This week Robert Wilkie was confirmed as Secretary of Veterans Affairs. I had the honor of serving under him as Director of VA’s Center for Women Veterans during his brief tenure as Acting Secretary and recognize the vast array of urgent issues that will immediately require his attention once he is sworn in – not least of which is calming the personnel churn that has plagued the department in recent months.
Among these matters is determining whether VA should amend its regulation on providing medical care for transgender veterans. As part of his nomination process, Wilkie said if he were to be confirmed, VA’s policy on providing care to transgender veterans “will remain unchanged.” This would be good news if VA currently provided all medically necessary care to transgender veterans; however, it does not.
“Gender alterations” is one of a handful of treatments specifically excluded in VA’s medical benefits package, and the Department is currently requesting comments on whether that rule should be eliminated. As Secretary, Wilkie should oversee a change to VA policy that would fulfill our national obligation to provide medically necessary, effective care to eligible veterans.
As I learned while working on the RAND report Assessing the Implications of Allowing Transgender Personnel to Serve Openly, transition-related surgery is a component of the consensus-based treatment standards for gender dysphoria endorsed by the American Medical Association, American Psychological Association, American Academy of Family Physicians, and other respected professional associations. Major insurers, corporations focused on recruiting top talent by offering comprehensive health insurance plans, and a growing number of states have accepted the strong body of supporting evidence. The DoD report questioning the science has been thoroughly refuted and is not considered credible by medical experts.
Wilkie affirmed that his top clinical priority as Secretary will be to reduce veteran suicide. To achieve that goal, it is essential that he remove this discriminatory exclusion: there is strong evidence that suicidality decreases significantly among transgender individuals who receive appropriate care. Suicide is a growing public health crisis nationwide, and the suicide rate in the veteran population has been growing faster than in other sectors of society. It is foolish to deny necessary care to transgender veterans, leading them to experience an even higher burden of minority stress and sending the implicit message that they are less deserving of care than their fellow veterans. [Veterans in crisis should contact the Veterans Crisis Line.]
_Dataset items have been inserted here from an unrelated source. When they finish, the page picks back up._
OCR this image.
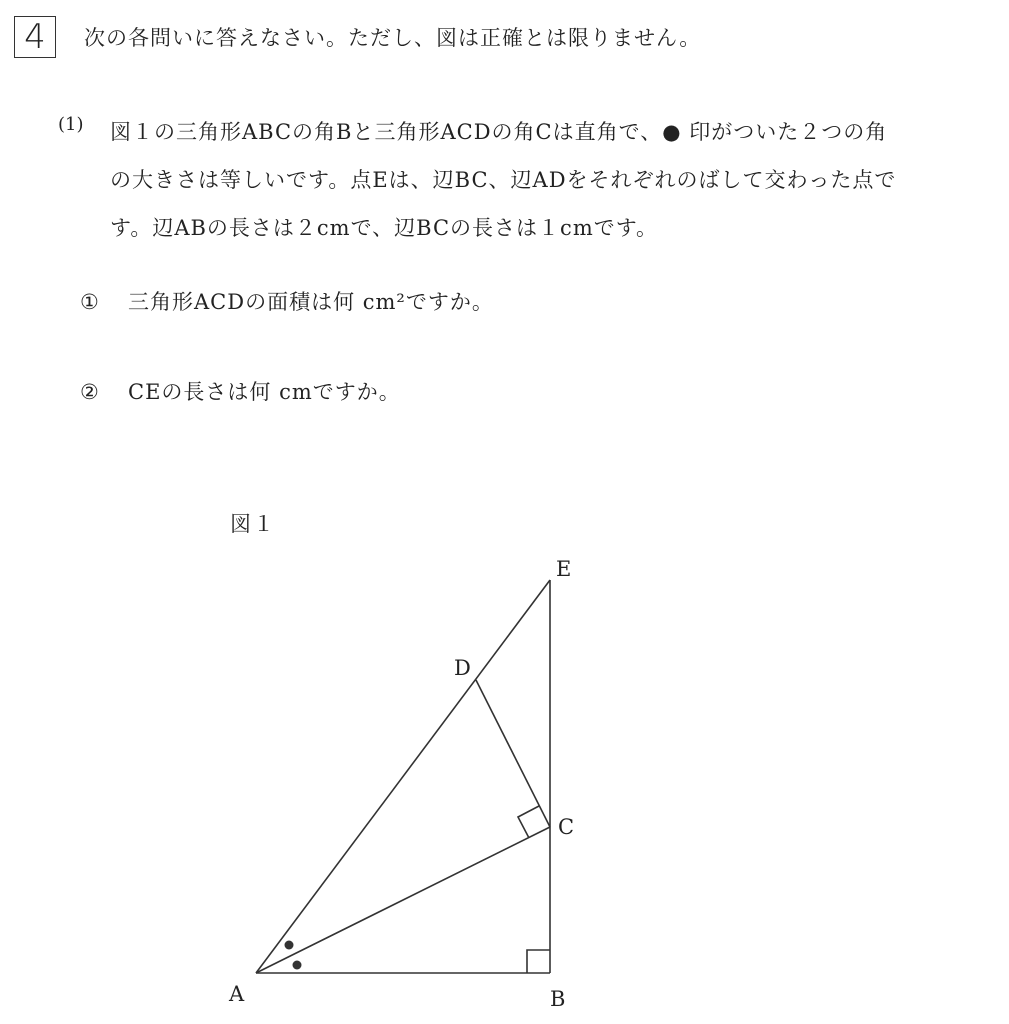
4 次の各問いに答えなさい。ただし、図は正確とは限りません。
(1) 図１の三角形ABCの角Bと三角形ACDの角Cは直角で、● 印がついた２つの角
の大きさは等しいです。点Eは、辺BC、辺ADをそれぞれのばして交わった点で
す。辺ABの長さは２cmで、辺BCの長さは１cmです。
① 三角形ACDの面積は何 cm²ですか。
② CEの長さは何 cmですか。
図１
A	B
C
D
E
Some transition-related surgeries, such as mastectomies and hysterectomies, are already provided by VA as part of care for other conditions. The surgical skills for other gender transition surgeries are similar to those needed to repair complex blast injuries to genitals, the unfortunate prevalence of which has led to recent advances in care: further enhancing surgical skill in this area will benefit non-transgender veterans as well. If VA is unable to provide timely access to in-house providers with needed expertise, the recently-signed VA MISSION Act will ensure no veteran experiences delays in accessing needed care.
Compared to the estimated $10 billion electronic health record transition that is one of Wilkie’s stated top priorities, ensuring transgender veterans have equitable access to medically necessary care may seem unimportant. I hope that Secretary Wilkie, the son of a combat wounded veteran and a reservist himself, viscerally understands the fundamental need to treat all veterans equally, in an environment of dignity and respect. All of those “who shall have borne the battle” committed themselves to serving our country; now we must fulfill our national commitment to care for them.
Continuing to deny the full range of transition-related treatment to transgender veterans is not just bad medicine, it is a discriminatory affront to our national values.
Kayla Williams is a Senior Fellow and Director of the Military, Veterans, and Society Program at the Center for a New American Security. She previously served two years as Director of the Center for Women Veterans at the Department of Veterans Affairs, serving as primary advisor to the Secretary on policies, programs and legislation affecting women veterans. Prior to that, she worked at the RAND Corporation, where she did research related to veteran health needs and benefits, international security and intelligence policy. She is the author of “Love My Rifle More Than You: Young and Female in the U.S. Army,” a memoir of her deployment to Iraq.